If you have access to a CRC32 implementation, you can also try to break the algorithm and find a solution much faster, but I have no idea how you'd do this.

IVlad
"CRC-32 gives you a string of length 8 containing digits and letters of A-F" - no, CRC32 returns a 32 bit integer. Many programs simply represent it in hexadecimal.
Nick Johnson
you can try cksum somefile.bin in your terminal, it will print a string, representing a decimal integer of type integer32
psihodelia
+1  A: 

Brute force. This is Adler32, which I haven't implemented before, and didn't bother testing, so it's quite likely I've messed it up. I wouldn't expect a corrected version to run significantly slower, though, unless I've done something colossally wrong.

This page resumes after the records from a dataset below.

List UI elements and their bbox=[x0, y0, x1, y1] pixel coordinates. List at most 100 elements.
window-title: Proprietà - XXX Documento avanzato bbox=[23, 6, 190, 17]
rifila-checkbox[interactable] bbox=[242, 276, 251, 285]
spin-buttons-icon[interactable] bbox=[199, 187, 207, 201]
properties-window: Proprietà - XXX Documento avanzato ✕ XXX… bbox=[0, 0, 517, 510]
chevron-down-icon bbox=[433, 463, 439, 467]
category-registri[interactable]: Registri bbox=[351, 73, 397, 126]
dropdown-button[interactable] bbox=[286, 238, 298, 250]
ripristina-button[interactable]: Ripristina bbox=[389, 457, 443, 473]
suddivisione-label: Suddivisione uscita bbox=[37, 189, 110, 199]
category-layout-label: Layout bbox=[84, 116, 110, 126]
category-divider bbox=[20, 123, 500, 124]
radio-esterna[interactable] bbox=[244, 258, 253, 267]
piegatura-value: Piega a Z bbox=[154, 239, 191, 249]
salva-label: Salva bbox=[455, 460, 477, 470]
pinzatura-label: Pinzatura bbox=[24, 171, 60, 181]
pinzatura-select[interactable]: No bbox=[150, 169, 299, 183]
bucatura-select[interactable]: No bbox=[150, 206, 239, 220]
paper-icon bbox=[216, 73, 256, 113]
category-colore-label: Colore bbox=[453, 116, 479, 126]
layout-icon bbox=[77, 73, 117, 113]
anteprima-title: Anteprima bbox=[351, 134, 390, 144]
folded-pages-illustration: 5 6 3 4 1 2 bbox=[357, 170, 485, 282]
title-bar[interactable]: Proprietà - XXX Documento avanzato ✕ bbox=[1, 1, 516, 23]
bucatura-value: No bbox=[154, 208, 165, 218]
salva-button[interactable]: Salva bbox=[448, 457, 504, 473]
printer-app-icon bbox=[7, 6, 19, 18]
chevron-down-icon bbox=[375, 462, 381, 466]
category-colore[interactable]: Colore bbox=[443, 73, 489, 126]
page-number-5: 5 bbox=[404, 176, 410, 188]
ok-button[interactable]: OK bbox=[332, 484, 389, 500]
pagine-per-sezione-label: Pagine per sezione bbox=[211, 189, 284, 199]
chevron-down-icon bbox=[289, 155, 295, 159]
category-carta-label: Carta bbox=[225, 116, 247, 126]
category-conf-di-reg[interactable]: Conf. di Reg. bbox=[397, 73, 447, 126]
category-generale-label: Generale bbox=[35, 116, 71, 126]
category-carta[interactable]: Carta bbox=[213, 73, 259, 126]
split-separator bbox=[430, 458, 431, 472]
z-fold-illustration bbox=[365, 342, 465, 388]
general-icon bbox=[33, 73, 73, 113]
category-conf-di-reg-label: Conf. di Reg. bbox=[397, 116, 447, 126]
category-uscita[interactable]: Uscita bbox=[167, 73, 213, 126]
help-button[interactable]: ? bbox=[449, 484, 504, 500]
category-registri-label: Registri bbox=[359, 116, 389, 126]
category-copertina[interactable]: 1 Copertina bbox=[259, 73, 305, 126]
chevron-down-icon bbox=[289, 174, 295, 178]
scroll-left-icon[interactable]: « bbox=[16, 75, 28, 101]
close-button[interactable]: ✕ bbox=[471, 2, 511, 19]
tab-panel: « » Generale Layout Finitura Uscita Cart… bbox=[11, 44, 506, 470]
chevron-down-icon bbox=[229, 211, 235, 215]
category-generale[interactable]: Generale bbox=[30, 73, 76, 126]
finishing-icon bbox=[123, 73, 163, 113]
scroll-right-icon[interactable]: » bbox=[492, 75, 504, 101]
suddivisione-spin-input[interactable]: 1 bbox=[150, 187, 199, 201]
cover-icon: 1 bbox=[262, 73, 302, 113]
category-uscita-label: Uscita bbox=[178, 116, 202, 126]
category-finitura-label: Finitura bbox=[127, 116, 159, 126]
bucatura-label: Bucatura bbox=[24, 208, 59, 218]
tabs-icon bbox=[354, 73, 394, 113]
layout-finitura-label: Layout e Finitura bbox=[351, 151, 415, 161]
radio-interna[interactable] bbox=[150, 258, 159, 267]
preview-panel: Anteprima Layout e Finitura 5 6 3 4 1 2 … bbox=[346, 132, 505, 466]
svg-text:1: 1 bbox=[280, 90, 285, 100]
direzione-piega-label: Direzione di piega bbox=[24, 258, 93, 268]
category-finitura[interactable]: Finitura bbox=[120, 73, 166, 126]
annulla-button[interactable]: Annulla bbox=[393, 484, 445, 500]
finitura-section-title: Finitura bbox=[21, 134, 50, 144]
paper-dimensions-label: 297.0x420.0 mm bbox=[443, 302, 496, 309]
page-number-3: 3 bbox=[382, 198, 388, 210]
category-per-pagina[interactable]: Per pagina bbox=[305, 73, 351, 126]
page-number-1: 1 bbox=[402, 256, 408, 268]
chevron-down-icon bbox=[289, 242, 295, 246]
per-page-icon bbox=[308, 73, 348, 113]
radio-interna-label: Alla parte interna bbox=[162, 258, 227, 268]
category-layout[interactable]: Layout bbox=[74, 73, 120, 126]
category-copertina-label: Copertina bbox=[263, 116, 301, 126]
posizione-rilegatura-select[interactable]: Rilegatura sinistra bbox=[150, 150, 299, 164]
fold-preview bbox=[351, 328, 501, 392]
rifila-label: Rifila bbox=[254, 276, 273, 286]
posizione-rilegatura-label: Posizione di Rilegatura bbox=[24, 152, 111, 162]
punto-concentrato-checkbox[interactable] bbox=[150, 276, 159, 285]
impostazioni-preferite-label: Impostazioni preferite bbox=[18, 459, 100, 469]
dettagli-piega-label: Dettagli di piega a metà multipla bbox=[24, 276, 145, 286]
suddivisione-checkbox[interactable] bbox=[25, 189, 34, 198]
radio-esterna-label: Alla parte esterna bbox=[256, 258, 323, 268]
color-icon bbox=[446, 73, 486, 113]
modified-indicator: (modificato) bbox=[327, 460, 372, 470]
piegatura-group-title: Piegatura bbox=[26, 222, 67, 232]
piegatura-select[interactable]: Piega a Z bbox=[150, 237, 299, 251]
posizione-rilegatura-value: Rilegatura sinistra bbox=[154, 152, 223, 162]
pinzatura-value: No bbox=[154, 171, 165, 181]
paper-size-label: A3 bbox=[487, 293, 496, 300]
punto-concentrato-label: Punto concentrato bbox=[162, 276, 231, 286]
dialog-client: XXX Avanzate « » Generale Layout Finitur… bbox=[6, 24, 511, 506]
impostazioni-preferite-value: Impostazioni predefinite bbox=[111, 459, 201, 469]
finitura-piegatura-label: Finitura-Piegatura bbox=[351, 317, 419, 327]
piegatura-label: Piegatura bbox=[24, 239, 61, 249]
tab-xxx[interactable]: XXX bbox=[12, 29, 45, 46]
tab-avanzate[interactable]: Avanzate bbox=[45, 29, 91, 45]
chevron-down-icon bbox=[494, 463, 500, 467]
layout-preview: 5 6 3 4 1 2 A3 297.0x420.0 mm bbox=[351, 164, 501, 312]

This assumes that the 32bit checksum value is written to the file little-endian (I didn't find a fixed point with it big-endian):

#include <iostream>
#include <stdint.h>
#include <iomanip>

const int modulus = 65521;

void checkAllAdlers(uint32_t sofar, int depth, uint32_t a, uint32_t b) {
    if (depth == 4) {
        if ((b << 16) + a == sofar) {
            std::cout << "Got a fixed point: 0x" << 
                std::hex << std::setw(8) << std::setfill('0') << 
                sofar << "\n";
        }
        return;
    }
    for (uint32_t i = 0; i < 256; ++i) {
        uint32_t newa = a + i;
        if (newa >= modulus) newa -= modulus;
        uint32_t newb = b + a;
        if (newb >= modulus) newb -= modulus;

        checkAllAdlers(sofar + (i << (depth*8)), depth + 1, newa, newb);
    }
    return;
}

int main() {
    checkAllAdlers(0, 0, 1, 0);
}

Output:

$ g++     adler32fp.cpp   -o adler32fp -O3 && time ./adler32fp
Got a fixed point: 0x03fb01fe

real    0m31.215s
user    0m30.326s
sys     0m0.015s

[Edit: several bugs fixed already, I have no confidence whatever in the correctness of this code ;-) Anyway, you get the idea: a 32 bit checksum which uses each byte of input only once is very cheap to brute force. Checksums are usually designed to be fast to compute, whereas hashes are usually much slower, even though they have superficially similar effects. If your checksum was "2 rounds of Adler32" (meaning that the target checksum was the result of computing the checksum and then computing the checksum of that checksum) then my recursive approach wouldn't help so much, there'd be proportionally less in common between inputs with a common prefix. MD5 has 4 rounds, SHA-512 has 80.]